The survey method typically introduces multiple sources of bias that distort the relationship between service satisfaction and loyalty.

Huang and his co-researcher, K. Sudhir of Yale School of Management, have proposed an instrumental-variable (IV) approach that addresses these sources of bias and more accurately estimates the effect of customer service satisfaction on customer loyalty.

The researchers used the IV approach to analyze survey data from a large credit card-issuing company, sharing their results in a paper entitled "The Causal Effect of Service Satisfaction on Customer Loyalty," forthcoming in Management Science. Their findings suggest that many companies may have "grossly underestimated" the return on investment in customer service.

This underestimation can be attributed to the multiple sources of bias that survey methods introduce, including common methods, attenuation and omitted variables.

Common methods bias may arise, for example, when two customers who have received identical service are asked to provide ratings on a scale of 1 to 10 for satisfaction and willingness to recommend (i.e. loyalty intent). One customer may provide more generous ratings than the other, despite receiving the same quality of service, which creates an inflated correlation between service quality and loyalty.

Attenuation bias is introduced because the survey does not provide a perfect measure of a customer's views. If a customer wants to give a rating of "8.5," the only choices are 8 and 9, and the customer is forced to pick a rating that's not perfectly accurate.

Common methods bias tends to cause overestimation of the relationship between service satisfaction and loyalty, while attenuation bias tends to cause underestimation of this relationship.

If only one of these biases exists, the estimate may still be informative, Huang says, but when they're both present, the picture is muddled considerably.

"Once you have these two sources of biases, then companies don't really know where they are," he says.

Another source of bias, omitted variables, occurs because the surveys don't measure every factor that might affect a customer's loyalty. Even if a credit card company's customer service is poor, a customer may remain loyal because, for example, the company offers a very low APR (annual percentage rate).

"If you combine all these sources of bias together, you really need a technique to help you get rid of them," Huang says.

The IV approach does this by taking advantage of randomness – the random way in which service employees are assigned to customers. When a service rep has finished helping one customer, the rep helps the next customer waiting in the queue, and the availability of the reps is independent of the customers in the queue.

Using survey data that identified which customer service representative assisted each customer, the researchers were able to estimate the skill level of each rep. Because the reps were assigned to customers randomly and independent of various factors (including a customer's credit score, credit limit and tenure with the company), the researchers were able to isolate the impact of service quality (and thus satisfaction) on loyalty.

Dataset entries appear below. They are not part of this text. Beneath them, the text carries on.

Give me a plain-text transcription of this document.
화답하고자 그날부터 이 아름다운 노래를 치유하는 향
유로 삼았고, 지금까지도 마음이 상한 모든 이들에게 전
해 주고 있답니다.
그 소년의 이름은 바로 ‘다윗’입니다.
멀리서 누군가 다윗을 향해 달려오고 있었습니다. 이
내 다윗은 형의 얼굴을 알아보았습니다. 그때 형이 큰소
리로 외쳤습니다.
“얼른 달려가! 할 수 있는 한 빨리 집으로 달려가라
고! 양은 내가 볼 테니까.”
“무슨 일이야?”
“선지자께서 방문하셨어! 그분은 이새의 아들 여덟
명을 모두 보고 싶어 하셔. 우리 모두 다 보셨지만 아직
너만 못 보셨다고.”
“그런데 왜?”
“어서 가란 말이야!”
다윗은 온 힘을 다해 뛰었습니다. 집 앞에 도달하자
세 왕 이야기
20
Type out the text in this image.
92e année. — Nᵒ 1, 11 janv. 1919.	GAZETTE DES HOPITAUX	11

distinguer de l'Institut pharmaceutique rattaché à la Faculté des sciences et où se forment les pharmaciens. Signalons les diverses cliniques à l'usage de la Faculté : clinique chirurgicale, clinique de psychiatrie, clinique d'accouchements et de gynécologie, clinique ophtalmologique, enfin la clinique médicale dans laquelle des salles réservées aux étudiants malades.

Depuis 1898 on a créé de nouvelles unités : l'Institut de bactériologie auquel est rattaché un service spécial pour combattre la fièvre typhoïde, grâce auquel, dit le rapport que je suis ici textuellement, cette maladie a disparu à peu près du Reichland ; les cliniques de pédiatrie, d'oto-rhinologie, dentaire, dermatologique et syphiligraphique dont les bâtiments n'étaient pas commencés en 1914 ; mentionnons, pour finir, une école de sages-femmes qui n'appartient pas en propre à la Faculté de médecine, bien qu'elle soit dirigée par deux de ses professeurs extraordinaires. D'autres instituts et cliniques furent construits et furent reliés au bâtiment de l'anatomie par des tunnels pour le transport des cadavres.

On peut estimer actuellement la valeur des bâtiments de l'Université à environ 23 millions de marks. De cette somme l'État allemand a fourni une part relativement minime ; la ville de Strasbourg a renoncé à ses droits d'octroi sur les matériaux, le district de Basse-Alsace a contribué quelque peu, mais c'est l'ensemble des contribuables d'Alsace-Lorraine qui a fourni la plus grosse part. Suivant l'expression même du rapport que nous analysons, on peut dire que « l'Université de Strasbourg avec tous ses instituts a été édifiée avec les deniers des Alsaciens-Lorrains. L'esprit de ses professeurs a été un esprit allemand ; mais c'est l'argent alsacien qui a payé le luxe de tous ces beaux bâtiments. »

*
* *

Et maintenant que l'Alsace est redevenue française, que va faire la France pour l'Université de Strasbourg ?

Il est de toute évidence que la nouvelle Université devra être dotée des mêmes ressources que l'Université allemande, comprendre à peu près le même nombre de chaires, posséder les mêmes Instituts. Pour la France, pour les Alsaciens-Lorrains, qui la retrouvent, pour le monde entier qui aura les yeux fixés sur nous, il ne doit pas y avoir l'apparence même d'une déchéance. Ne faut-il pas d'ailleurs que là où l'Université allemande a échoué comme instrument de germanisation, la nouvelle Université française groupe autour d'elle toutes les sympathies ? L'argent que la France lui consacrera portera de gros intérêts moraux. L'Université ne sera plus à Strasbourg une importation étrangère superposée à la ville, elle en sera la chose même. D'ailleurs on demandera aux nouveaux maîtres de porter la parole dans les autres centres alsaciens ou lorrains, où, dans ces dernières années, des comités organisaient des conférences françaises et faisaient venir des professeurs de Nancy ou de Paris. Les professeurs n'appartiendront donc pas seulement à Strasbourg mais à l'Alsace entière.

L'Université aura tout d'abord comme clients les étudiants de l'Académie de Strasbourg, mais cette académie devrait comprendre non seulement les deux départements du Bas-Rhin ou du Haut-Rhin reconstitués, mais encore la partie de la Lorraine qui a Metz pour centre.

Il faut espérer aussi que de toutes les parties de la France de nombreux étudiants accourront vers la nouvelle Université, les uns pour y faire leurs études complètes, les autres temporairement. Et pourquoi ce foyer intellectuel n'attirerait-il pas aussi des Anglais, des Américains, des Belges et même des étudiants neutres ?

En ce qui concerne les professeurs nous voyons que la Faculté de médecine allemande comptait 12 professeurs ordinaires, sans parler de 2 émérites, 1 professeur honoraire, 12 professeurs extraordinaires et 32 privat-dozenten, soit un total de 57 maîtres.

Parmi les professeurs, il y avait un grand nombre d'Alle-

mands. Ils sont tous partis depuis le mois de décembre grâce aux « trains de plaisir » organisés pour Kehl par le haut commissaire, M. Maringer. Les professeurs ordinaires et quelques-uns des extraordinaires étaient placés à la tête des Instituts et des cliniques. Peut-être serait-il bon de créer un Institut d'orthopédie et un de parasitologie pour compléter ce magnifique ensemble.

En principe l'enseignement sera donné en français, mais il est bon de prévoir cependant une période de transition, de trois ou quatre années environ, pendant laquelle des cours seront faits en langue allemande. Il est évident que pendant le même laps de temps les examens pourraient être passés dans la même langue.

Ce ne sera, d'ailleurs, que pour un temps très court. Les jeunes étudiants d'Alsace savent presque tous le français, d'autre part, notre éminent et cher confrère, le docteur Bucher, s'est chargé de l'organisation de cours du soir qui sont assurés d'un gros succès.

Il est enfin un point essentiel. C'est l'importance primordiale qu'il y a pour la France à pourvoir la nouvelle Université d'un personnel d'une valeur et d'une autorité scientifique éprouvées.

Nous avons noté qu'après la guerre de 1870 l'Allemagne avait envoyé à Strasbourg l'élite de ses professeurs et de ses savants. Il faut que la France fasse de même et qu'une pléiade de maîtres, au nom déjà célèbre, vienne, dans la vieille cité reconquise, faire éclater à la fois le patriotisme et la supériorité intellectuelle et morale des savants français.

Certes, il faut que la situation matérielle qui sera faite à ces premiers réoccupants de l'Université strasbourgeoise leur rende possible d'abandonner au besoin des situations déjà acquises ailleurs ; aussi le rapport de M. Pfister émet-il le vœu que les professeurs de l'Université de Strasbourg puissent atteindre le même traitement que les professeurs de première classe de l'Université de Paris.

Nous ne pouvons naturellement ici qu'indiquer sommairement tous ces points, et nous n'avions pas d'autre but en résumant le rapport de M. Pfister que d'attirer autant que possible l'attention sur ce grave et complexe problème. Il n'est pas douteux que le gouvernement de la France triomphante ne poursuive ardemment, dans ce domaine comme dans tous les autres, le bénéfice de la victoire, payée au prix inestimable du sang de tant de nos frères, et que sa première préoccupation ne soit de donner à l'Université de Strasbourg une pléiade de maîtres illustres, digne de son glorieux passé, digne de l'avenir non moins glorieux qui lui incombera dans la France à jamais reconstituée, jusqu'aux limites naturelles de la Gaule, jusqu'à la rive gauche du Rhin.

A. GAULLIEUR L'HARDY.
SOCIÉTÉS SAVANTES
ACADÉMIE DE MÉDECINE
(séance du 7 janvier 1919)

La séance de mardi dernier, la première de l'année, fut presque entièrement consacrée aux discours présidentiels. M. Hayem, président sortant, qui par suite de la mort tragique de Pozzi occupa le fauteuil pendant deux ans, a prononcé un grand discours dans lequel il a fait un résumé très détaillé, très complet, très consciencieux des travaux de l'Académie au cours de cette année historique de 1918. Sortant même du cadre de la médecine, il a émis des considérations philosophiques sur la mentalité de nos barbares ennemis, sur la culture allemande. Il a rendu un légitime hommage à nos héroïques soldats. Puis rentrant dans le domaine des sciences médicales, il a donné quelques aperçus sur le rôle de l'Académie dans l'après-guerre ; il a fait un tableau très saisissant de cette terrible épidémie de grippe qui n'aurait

"Whether you were handled by a good or bad service agent has nothing to do with, say, whether you are satisfied with your APR or not," Huang says. "That part of your reporting of satisfaction has nothing to do with other factors."

The researchers measured loyalty in two ways: whether a customer was willing to recommend the company to a friend, as well as whether the customer actually stayed with the company.

They found that not only have companies underestimated the impact of service satisfaction on loyalty, this impact is even greater for more difficult or important calls.

The IV approach can be applied to many other settings, such as banks and hospitals, where service quality is random, Huang says.

"If you walk into urgent care, which doctor serves you really depends on the availability of the doctors," he says. "We're definitely interested in how doctors' service affects our satisfaction with medical services, or our loyalty. If their healthcare service quality is higher, how does that affect our loyalty to a healthcare organization?"